You should now see the sound viewer with the waveform and spectrogram up top, but now also 3 blank annotation tiers: Phone, Word, and Errors. The first two are interval tiers, while the last is a point tier. As the name suggests, we use interval tiers to annotate spans of time (intervals!), and point tiers to annotate specific points in time. The choice to make the Errors tier a point tier here is a bit abitrary and just for illustrating what you can do with Praat.

Toggling the IPA symbol selector: You’ll probably see a large table of IPA symbols on the right of the viewer. You can use this to add IPA symbols into annotations, but it takes up a lot of space. So, for the moment, let’s just hide this by clicking the pink crossed boxed at the top right of this. You should see it turns to a pink triangle - clicking on this will show the IPA symbol table again.

Annotate the words

  1. Click on any point in the word tier. You should see it turns yellow.
  2. Find the start of the first word on the waveform (or spectrogram) and click there. You can do this by listening, but you should also be able to see where the sound starts in the waveform.

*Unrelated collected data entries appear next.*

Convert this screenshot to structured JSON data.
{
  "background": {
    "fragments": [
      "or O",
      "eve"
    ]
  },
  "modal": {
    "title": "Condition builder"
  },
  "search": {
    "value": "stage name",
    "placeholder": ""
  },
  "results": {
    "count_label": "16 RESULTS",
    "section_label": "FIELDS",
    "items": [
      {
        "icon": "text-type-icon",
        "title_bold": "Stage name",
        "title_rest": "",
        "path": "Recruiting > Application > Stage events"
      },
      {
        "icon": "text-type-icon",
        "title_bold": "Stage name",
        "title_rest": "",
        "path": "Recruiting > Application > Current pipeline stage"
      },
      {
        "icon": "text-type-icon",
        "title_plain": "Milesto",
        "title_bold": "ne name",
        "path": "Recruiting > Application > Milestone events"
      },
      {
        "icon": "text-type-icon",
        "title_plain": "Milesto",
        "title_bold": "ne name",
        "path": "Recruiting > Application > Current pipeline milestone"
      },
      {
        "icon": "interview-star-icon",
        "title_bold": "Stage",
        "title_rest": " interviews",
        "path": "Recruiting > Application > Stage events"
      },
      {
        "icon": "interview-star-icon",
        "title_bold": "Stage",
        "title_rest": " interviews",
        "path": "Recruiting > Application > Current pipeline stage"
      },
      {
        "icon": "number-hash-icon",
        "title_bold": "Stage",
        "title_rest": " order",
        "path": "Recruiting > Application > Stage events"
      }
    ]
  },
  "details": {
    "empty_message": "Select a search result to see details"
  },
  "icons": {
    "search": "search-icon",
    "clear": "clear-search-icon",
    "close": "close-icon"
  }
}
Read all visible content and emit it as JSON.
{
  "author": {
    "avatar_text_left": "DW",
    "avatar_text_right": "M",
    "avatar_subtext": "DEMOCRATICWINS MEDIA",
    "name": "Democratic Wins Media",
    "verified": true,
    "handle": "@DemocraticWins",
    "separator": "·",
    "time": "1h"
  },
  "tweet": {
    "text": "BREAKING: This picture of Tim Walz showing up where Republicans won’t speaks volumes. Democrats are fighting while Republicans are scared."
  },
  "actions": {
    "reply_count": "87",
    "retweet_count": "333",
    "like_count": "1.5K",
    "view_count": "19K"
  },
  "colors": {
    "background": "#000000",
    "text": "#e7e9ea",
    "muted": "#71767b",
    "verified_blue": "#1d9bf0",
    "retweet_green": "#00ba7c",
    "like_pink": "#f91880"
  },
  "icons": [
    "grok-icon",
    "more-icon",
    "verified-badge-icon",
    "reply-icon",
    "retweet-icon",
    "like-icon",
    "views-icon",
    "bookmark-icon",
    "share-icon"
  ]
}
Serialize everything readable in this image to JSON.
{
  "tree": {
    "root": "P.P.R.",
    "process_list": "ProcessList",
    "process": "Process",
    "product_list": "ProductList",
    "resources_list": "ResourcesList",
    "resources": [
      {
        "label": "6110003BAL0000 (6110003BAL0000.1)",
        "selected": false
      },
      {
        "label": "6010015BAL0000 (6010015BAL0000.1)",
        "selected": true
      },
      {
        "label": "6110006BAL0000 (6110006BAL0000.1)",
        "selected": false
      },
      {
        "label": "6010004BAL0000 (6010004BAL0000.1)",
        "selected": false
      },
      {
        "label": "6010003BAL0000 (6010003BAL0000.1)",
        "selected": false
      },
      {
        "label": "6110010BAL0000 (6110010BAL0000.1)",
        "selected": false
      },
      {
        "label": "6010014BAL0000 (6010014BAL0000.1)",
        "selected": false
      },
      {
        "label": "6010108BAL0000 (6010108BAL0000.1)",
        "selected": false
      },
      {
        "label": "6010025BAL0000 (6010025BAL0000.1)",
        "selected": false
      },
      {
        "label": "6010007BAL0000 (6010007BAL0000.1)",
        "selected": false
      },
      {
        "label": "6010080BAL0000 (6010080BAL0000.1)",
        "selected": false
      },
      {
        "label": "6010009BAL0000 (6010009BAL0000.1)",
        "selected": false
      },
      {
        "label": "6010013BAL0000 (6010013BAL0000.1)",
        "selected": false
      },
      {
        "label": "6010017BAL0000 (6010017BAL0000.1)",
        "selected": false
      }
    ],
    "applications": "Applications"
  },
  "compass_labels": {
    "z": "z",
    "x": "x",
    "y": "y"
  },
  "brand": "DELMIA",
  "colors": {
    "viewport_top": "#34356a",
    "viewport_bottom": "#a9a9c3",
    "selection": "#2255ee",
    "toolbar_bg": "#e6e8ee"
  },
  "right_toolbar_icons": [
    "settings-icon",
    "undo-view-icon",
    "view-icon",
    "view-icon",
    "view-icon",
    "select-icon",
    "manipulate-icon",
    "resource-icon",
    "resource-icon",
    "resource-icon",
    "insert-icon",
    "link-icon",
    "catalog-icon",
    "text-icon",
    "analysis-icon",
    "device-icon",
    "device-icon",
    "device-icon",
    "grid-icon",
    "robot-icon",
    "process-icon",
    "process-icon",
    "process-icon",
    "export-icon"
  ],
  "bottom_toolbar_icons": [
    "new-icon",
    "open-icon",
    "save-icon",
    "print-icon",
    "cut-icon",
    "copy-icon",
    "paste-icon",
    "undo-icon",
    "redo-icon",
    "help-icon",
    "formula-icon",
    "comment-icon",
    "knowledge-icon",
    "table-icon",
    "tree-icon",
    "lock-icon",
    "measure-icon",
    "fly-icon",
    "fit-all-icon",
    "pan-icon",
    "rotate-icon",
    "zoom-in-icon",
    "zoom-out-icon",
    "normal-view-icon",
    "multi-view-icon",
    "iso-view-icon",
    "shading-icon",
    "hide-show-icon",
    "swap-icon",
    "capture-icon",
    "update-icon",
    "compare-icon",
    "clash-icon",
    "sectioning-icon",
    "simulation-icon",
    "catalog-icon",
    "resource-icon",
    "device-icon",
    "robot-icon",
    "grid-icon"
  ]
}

You should see a vertical line with some circles on the text tiers.

Seashells audio view with text grids, cursor selected at the beginning of the first word

  1. Click on the circle at the top of the Word tier to make a boundary. You should now see a vertical red line on the Word tier.
  2. Do the same at the end of the first word. You now have a word interval.
  3. Click in that word interval and type the word in (“She”)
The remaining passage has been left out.